In London, Sir Percy Blakeney (David Niven) is an effete loudmouth and fool, but in France he is the heroic Scarlet Pimpernel, who frees the innocent from the worst excesses of the French Revolution. His adversary is Chauvelin (Cyril Cusack), who will stop at nothing to attain the Pimpernel’s head or torch him or shoot him, or generally kill him. But the Pimpernel and his loyal gang are too clever. Blakeney’s one problem is his French wife (Margaret Leighton). He lovers her deeply, but she aided in the deaths of an aristocratic family, and he cannot forgive her.
For one of the foundational stories of cinematic swashbuckling, the tale of the Scarlet Pimpernel only swashed and buckled in the silent version. In its various talkie incarnations, it has the witty banter in abundance, but it’s more slow costume drama than adventure. Zorro, a clear descendant of The Pimpernel, leaps about with sword in hand for large percentages of his films, but Sir Percy avoids most confrontations. In this version, he has one mild fight and a coach race. Well, it could still be good—the 1934 version starring Leslie Howard is quite good.
But this one is not.
It is at times incoherent and when it makes sense it is dull. It flops about as a comedy without humor set in a tragic world without weight. The pacing is off and every action seems trivial. Not a single character feels human, nor a symbol; they just exist, more or less. It looks like the work of pining amateurs over their heads.
How does it go so very, very wrong? It’s all in the production history. It was a British/American co-production, or was supposed to be, between Samuel Goldwyn and Alexander Korda. Korda had produced the 1934 version and planned for this to be much the same, but in color. Basically some easy money. Goldwyn saw it the same way, and agreed to supply half the budget in return for US distribution. But if what you want is an amusing but artistically void duplicate, why would you bring in The Archers—the writing/directing/producing team of Michael Powell and Emeric Pressburger? They were artists of the first order with an actual written manifesto. Powell was at first excited for the project; he realized that it was long past the time when a film should have as its theme that aristocrats are intrinsically better than commoners, so he wanted to take the story in a more democratic direction, lighten it up, and make a musical. Korda wasn’t pleased and Goldwyn was livid. Goldwyn had also been busy, forcing a very reluctant and newly married David Niven out of his home in California and over to England to star. Niven refused, was put on suspension, and sadly agreed. But he decided to get back at Goldwyn anyway he could, finding a legal loophole that allowed him to stall production. Goldwyn also insisted on casting Margaret Leighton, though Powell thought she was wrong for the role. After more fights, everyone was unhappy. Powell was angry, Pressburger was depressed, Niven was unruly, Korda was fearful, and Goldwyn was nasty. Well, Goldwyn was usually nasty. The songs were cut (before filming), and Goldwyn kept his hand in, twisting everything. The Archers didn’t know how to cope. The result was clearly terrible and they all knew it, so they went back for expensive reshoots, having to drag Niven across the Atlantic again. Did that help? I don’t know how bad the original cut was, but the final is a disorganized amalgamation. It seems to have been edited by a deranged monkey.

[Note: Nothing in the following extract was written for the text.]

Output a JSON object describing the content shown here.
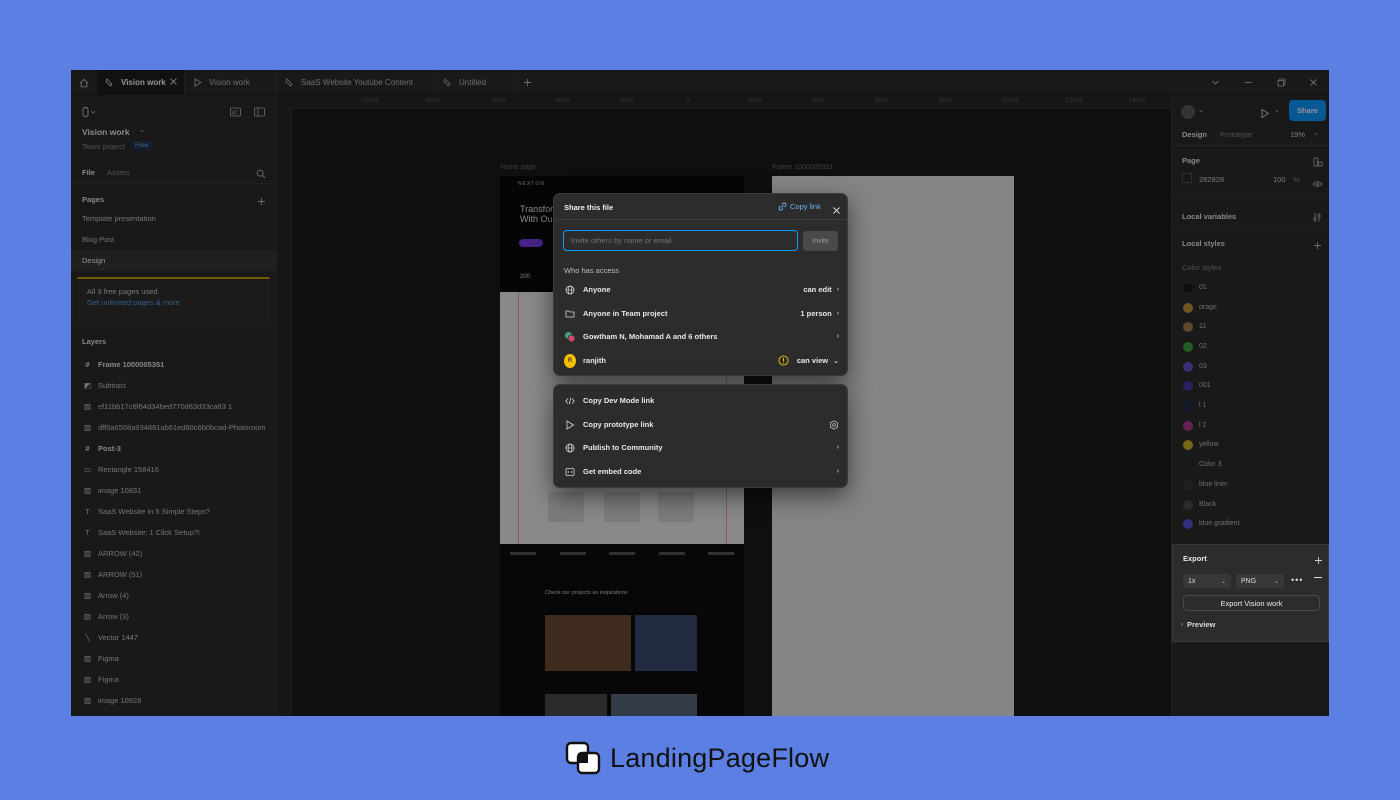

It’s not surprising that Powell and Pressburger never found a proper tone for the picture. Nor is it a shock that Niven, who seems like he could have done this sort of part in his sleep, puts in a horrendous performance. He fails in the heroic role, but is even worse as the fop. Well, it’s not as if he was trying, and all of the acting is bad. No one seems authentic, nor charismatic, nor humorous. I doubt any of them knew what they were trying to achieve.
The sets are nice, and, as one would expect from The Archers, the Technicolor is gorgeous. But neither help the story. Yes, it’s pretty, but to what end? What emotions is the unusual pallet supposed to stir?
Goldwyn hated what he saw and refused to pay. Korda sued, and the film wasn’t released for several years in the US, and when it was, under the name The Fighting Pimpernel, it was in B&W. Niven got out of his contract with Goldwyn and they didn’t speak for years. And The Archers, who were the golden boys of British film, had their reputation tarnished, and they never fully recovered.